What This List Tells Us About Women’s Cricket?
These six innings span nearly a decade of cricket and represent six different players, six different nations, and six completely different sets of circumstances. What they share is something harder to quantify than statistics — intent.
Each of these batters walked to the crease with the clear goal of dominating, not surviving. That mindset, once rare in the women’s game, is now increasingly standard.
Totals are bigger. Scoring rates are faster. Fielding restrictions are being exploited with more intelligence. And records that once stood for years are now being erased with increasing regularity.
Fatima Sana’s 15-ball record is the current benchmark. But given the pace at which women’s cricket is evolving, it may not hold indefinitely. That’s not a criticism — it’s a celebration of just how far the game has come.
Frequently Asked Questions
- Q1: Who holds the record for the fastest fifty in Women’s T20I history?
Pakistan captain Fatima Sana holds the record for the fastest fifty in Women’s T20I history, reaching the milestone in just 15 balls against Zimbabwe in Karachi in 2026.
- Q2: How many balls did Sophie Devine take for her T20I fifty against India?
Sophie Devine scored her half-century in 18 balls against India in 2015, which remains one of the most iconic innings in Women’s T20I cricket.
- Q3: What score did India’s Richa Ghosh make in her record-equaling innings?
Richa Ghosh scored 54 runs off 21 balls against the West Indies in 2024, reaching her fifty in 18 balls. India won that match by 60 runs.
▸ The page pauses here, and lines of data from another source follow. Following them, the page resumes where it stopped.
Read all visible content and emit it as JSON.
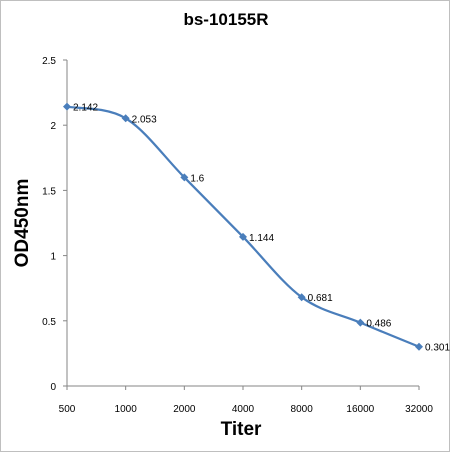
{
  "chart_data": {
    "type": "line",
    "title": "bs-10155R",
    "xlabel": "Titer",
    "ylabel": "OD450nm",
    "categories": [
      "500",
      "1000",
      "2000",
      "4000",
      "8000",
      "16000",
      "32000"
    ],
    "series": [
      {
        "values": [
          2.142,
          2.053,
          1.6,
          1.144,
          0.681,
          0.486,
          0.301
        ],
        "labels": [
          "2.142",
          "2.053",
          "1.6",
          "1.144",
          "0.681",
          "0.486",
          "0.301"
        ]
      }
    ],
    "ylim": [
      0,
      2.5
    ],
    "yticks": [
      "0",
      "0.5",
      "1",
      "1.5",
      "2",
      "2.5"
    ],
    "grid": false,
    "legend": "none",
    "line_color": "#4a7ebb",
    "marker": "diamond"
  }
}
- Q4: Has a player from an associate nation ever scored one of the fastest fifties in Women’s T20Is?
Yes. Sweden’s Anya Vaidya scored a 20-ball fifty against Malta in 2024, making her one of only six players to feature on the fastest Women’s T20I fifties list and a symbol of the sport’s global growth.
- Q5: How has women’s T20I batting changed over the last decade?
Scoring rates, team totals, and individual strike rates have all increased significantly. Players now regularly score at rates that would have seemed extraordinary even five years ago, driven by better coaching, stronger domestic structures, and growing investment in the women’s game.
Conclusion:
The fastest fifties in Women’s T20I history aren’t just numbers in a record book.
They’re snapshots of a sport in full flight — aggressive, confident, and growing at a pace that’s thrilling to watch.
From Sophie Devine rewriting expectations in 2015 to Fatima Sana smashing a new world record in 2026, every innings on this list pushed the boundaries of what women’s cricket can look like.
Richa Ghosh, Phoebe Litchfield, Nida Dar, and Anya Vaidya each brought their own story to the scorecard.
The race for the fastest fifty in Women’s T20I cricket is very much alive.
And with a new generation of fearless batters coming through across every cricket-playing nation, the next record could come from almost anywhere.
That’s the best thing about where women’s cricket stands right now.